Par Jean-Pierre Tabin, Frédérique Leresche, professeur et anthropologue, Haute Ecole spécialisée de la Suisse occidentale et Programme national de recherche LIVES

Depuis quelques années, le non-recours aux prestations sociales fait l’objet de recherches en Europe, au Royaume-Uni, aux Pays-Bas, en France ou en Suisse [1]. De manière générale, ces recherches y voient un « révélateur des dysfonctionnements d’une politique, en ce sens qu’il indique que la mise en œuvre d’un dispositif est inefficace » (Oorschot & Math, 1996). A quoi bon déployer des prestations sociales si les personnes à qui elles sont destinées ne les demandent pas ?
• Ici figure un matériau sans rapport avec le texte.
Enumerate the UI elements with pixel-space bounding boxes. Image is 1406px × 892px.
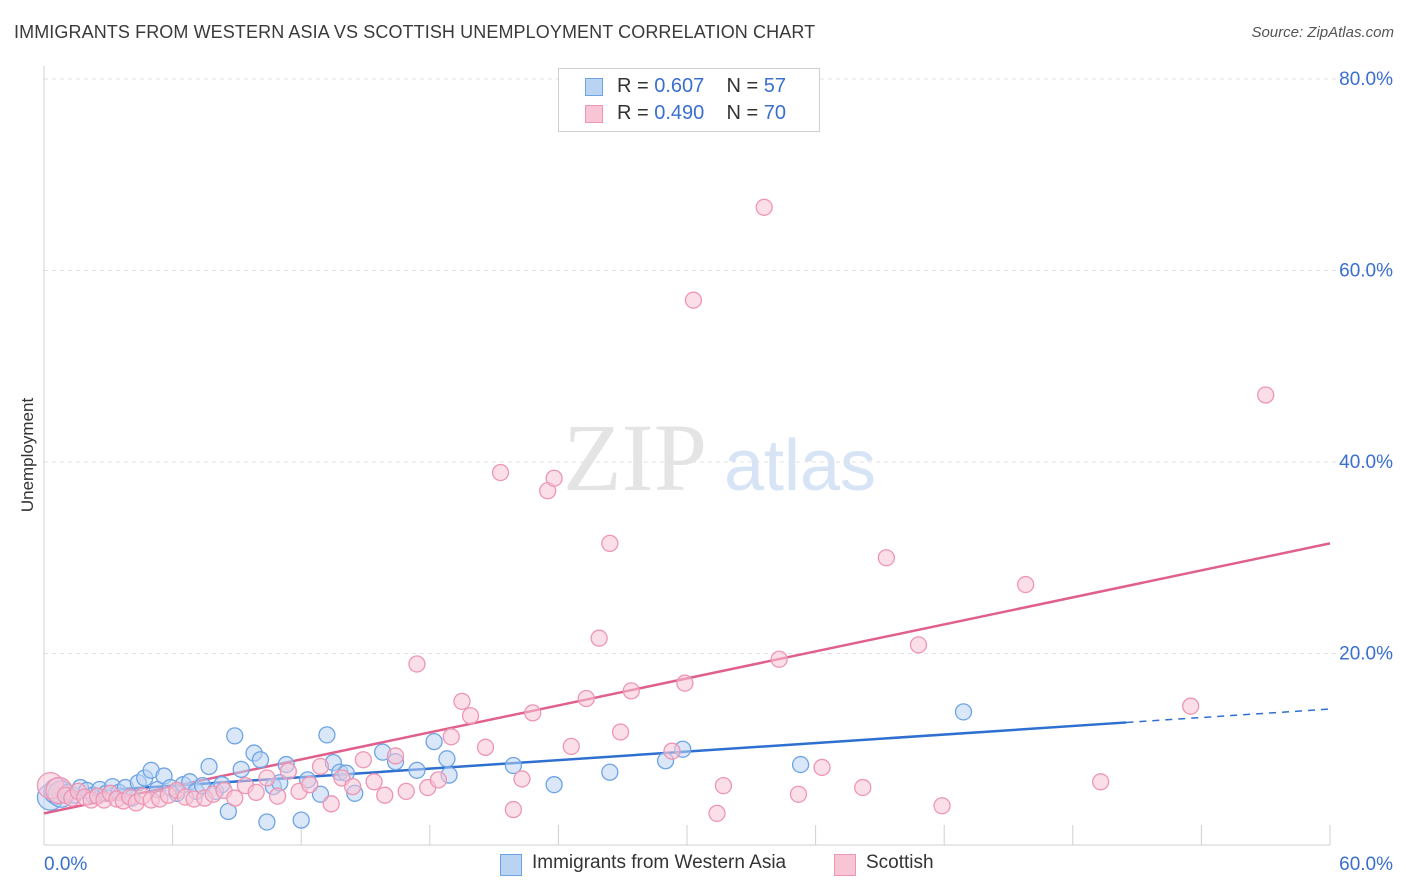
y-tick-label: 80.0% (1339, 69, 1393, 90)
scottish-point (442, 728, 460, 746)
scottish-point (755, 198, 773, 216)
gridlines (44, 78, 1392, 654)
scottish-point (663, 742, 681, 760)
scottish-point (562, 737, 580, 756)
western-asia-point (251, 751, 270, 769)
western-asia-point (292, 811, 310, 829)
western-asia-point (311, 785, 330, 803)
western-asia-swatch (585, 78, 603, 96)
scottish-point (247, 783, 265, 801)
western-asia-point (954, 703, 973, 721)
scottish-point (365, 773, 383, 791)
y-tick-label: 40.0% (1339, 452, 1393, 473)
western-asia-point (200, 757, 218, 776)
legend-label: Scottish (866, 852, 934, 873)
x-tick-label: 60.0% (1339, 854, 1393, 875)
stats-text: R = 0.490 N = 70 (617, 102, 786, 125)
scottish-point (813, 758, 831, 777)
scottish-point (504, 800, 523, 819)
scottish-point (1092, 773, 1110, 791)
western-asia-point (318, 726, 336, 744)
scottish-point (491, 463, 510, 482)
scottish-point (354, 751, 373, 769)
western-asia-point (425, 732, 443, 751)
western-asia-point (226, 727, 244, 745)
scottish-point (708, 804, 726, 823)
r-label: R = (617, 102, 649, 124)
scottish-point (577, 689, 595, 708)
scottish-point (322, 795, 340, 813)
western-asia-point (438, 750, 456, 768)
scottish-point (789, 785, 808, 803)
scottish-point (622, 682, 640, 700)
scottish-point (601, 534, 619, 553)
n-value: 70 (763, 102, 787, 124)
watermark: ZIP atlas (563, 404, 876, 511)
western-asia-point (601, 763, 619, 781)
scottish-point (524, 704, 542, 722)
source-note: Source: ZipAtlas.com (1251, 24, 1394, 41)
watermark-atlas: atlas (724, 426, 876, 506)
axes (43, 66, 1331, 846)
scottish-point (429, 771, 448, 789)
western-asia-trend-line-extension (1126, 708, 1331, 724)
western-asia-point (258, 813, 276, 831)
western-asia-point (791, 755, 810, 774)
scottish-point (343, 777, 362, 796)
data-points (36, 198, 1275, 831)
x-tick-label: 0.0% (44, 854, 87, 875)
scottish-point (1182, 697, 1200, 715)
r-value: 0.490 (654, 102, 705, 124)
western-asia-point (545, 776, 563, 794)
watermark-zip: ZIP (563, 404, 707, 511)
correlation-stats-box: R = 0.607 N = 57 R = 0.490 N = 70 (558, 68, 820, 132)
scottish-point (676, 674, 694, 692)
n-label: N = (726, 102, 759, 124)
scottish-point (408, 655, 426, 673)
scottish-point (268, 787, 287, 805)
scottish-point (909, 636, 928, 654)
scottish-point (226, 789, 244, 807)
y-tick-label: 20.0% (1339, 644, 1393, 665)
legend-swatch-western-asia (500, 854, 522, 876)
n-value: 57 (763, 75, 787, 97)
western-asia-point (408, 761, 426, 779)
scottish-point (545, 469, 563, 487)
scottish-point (1257, 386, 1275, 404)
scottish-point (714, 776, 733, 795)
western-asia-point (504, 756, 523, 775)
scottish-point (684, 291, 703, 309)
scottish-point (258, 769, 276, 787)
scottish-point (476, 738, 495, 756)
stats-text: R = 0.607 N = 57 (617, 75, 786, 98)
y-tick-label: 60.0% (1339, 261, 1393, 282)
scottish-point (397, 782, 415, 801)
scottish-point (1016, 575, 1035, 594)
scottish-point (590, 629, 608, 647)
tick-labels: 20.0% 40.0% 60.0% 80.0% 0.0% 60.0% (44, 69, 1393, 875)
scottish-point (453, 692, 471, 711)
scottish-point (461, 707, 480, 725)
chart-title: IMMIGRANTS FROM WESTERN ASIA VS SCOTTISH… (14, 22, 816, 42)
scottish-point (386, 747, 405, 765)
r-label: R = (617, 75, 649, 97)
scottish-point (611, 723, 630, 741)
scottish-point (933, 797, 951, 815)
legend-swatch-scottish (834, 854, 856, 876)
scottish-point (513, 770, 531, 788)
legend-label: Immigrants from Western Asia (532, 852, 787, 873)
scottish-point (376, 786, 394, 804)
western-asia-point (232, 760, 250, 779)
scottish-point (279, 762, 297, 780)
r-value: 0.607 (654, 75, 705, 97)
scottish-point (311, 757, 330, 776)
scottish-point (877, 549, 895, 567)
scottish-point (854, 778, 872, 797)
scottish-point (301, 776, 319, 794)
scottish-swatch (585, 105, 603, 123)
scottish-point (770, 650, 788, 668)
n-label: N = (726, 75, 759, 97)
DE MULTIPLES FACETTES. Dans cette perspective, l’Observatoire des non-recours aux droits et services (Odenore) relève par exemple qu’en France en 2011, la moitié des ayants droit au Revenu de Solidarité Active (RSA) ne demandaient pas à le percevoir, ce qui signifie que 5,3 milliards d’euros n’ont pas été redistribués à des personnes qui y avaient droit. Du point de vue des sommes en jeu, le problème du non-recours est sans commune mesure avec celui de la fraude aux prestations sociales si souvent mis en avant par les médias et le politique, puisque les montants sont, dans le cas du RSA français toujours, 90 fois plus élevés pour le non-recours que pour la fraude (Odenore, 2012). Certains sociologues affirment que les économies liées au non-recours n’en sont pas, « car les problématiques qui ne sont pas prises en charge de façon précoce ont de grandes probabilités de s’aggraver et de complexifier leur prise en charge » (Knüsel & Colombo, 2014, p. 6).
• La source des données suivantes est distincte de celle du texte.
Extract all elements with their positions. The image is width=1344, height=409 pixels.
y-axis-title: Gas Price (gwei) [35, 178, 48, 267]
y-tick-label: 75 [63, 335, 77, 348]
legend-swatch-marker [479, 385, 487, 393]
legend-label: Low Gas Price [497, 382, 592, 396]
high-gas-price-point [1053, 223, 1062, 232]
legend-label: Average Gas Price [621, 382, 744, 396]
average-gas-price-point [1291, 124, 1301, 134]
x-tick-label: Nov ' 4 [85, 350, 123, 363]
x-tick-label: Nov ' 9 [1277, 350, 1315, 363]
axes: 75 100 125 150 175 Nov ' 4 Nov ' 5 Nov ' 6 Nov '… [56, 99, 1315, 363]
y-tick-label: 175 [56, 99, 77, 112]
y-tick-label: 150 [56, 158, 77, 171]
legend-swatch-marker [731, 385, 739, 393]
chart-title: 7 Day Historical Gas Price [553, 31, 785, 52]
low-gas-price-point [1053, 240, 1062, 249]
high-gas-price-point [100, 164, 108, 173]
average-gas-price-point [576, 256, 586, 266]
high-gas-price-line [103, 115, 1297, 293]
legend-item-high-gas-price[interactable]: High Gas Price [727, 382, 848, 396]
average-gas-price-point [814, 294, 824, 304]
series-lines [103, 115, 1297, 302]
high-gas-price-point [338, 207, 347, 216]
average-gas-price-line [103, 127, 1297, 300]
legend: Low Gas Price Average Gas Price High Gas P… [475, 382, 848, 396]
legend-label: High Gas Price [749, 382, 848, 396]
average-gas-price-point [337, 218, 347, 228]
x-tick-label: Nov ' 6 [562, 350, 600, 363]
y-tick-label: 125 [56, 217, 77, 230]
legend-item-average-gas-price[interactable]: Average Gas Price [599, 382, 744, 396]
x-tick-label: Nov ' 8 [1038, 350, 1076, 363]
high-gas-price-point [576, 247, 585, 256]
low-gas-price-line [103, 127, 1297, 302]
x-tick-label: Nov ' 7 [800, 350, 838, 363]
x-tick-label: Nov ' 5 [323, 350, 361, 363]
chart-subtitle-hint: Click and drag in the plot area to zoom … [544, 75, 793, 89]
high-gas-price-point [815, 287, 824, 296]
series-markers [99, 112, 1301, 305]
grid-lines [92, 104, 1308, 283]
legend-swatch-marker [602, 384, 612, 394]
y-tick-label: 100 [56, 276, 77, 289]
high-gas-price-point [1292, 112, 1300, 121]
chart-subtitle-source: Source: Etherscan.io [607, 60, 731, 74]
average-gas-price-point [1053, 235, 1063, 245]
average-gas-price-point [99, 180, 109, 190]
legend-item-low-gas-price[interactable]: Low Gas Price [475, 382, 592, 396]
Plus fondamentalement, ce non-recours n’est, selon l’Odenore, pas une économie mais l’échec d’une politique développée, comme l’écrit le gouvernement français, en vue d’assurer « le droit fondamental de tous les citoyens à disposer de ressources suffisantes pour vivre conformément à la dignité humaine » [2] : si la moitié des personnes qui pourraient prétendre au RSA ne le demandent pas, ce droit fondamental n’est pas respecté.

Les quatre raisons principales du non-recours

A QUI LA FAUTE ? Les recherches mettent en exergue quatre raisons principales qui expliquent le non-recours (Eurofound, 2015).

Première raison, l’organisation des politiques sociales. L’exercice des droits sociaux n’est pas une priorité pour le politique, ce qui fait que la très grande majorité des prestations sociales ne sont pas proposées spontanément aux bénéficiaires potentiel-le-s. En Suisse, dans la plupart des cantons, il faut par exemple faire une démarche pour demander un subside à l’assurance maladie. Les lois concernant la protection des données peuvent également compliquer le partage des informations entre administrations, ce qui limite les possibilités de proposer des prestations à une personne. Le mode même de calcul du droit, souvent différent d’un dispositif à l’autre, ne facilite rien. Tous ces facteurs ont un impact sur le non-recours.

Deuxième raison, la complexité des procédures. La plupart du temps, comme on l’a vu, les prestations sociales doivent être demandées. Il faut remplir, parfois dans un délai limité, des formulaires rébarbatifs, utilisant des termes abscons et rarement traduits. Il faut dans certains dispositifs s’engager à signer des documents stigmatisants, comme ceux qui demandent aux bénéficiaires potentiel-le-s de tout mettre en œuvre pour limiter le dommage pour l’Etat, comme si le fait de recevoir une prestation n’était pas un droit social, mais une faveur. Les heures d’ouverture des bureaux et leur emplacement géographique limitent parfois drastiquement l’accès de personnes aux services sociaux. Enfin, le manque de soutien des fonctionnaires dans des situations spécifiques (maladie, faible degré d’alphabétisation, etc.) est souligné par les études sur le non-recours. Ce n’est pas de la mauvaise volonté, mais la conséquence de politiques délibérées de pénurie de personnel.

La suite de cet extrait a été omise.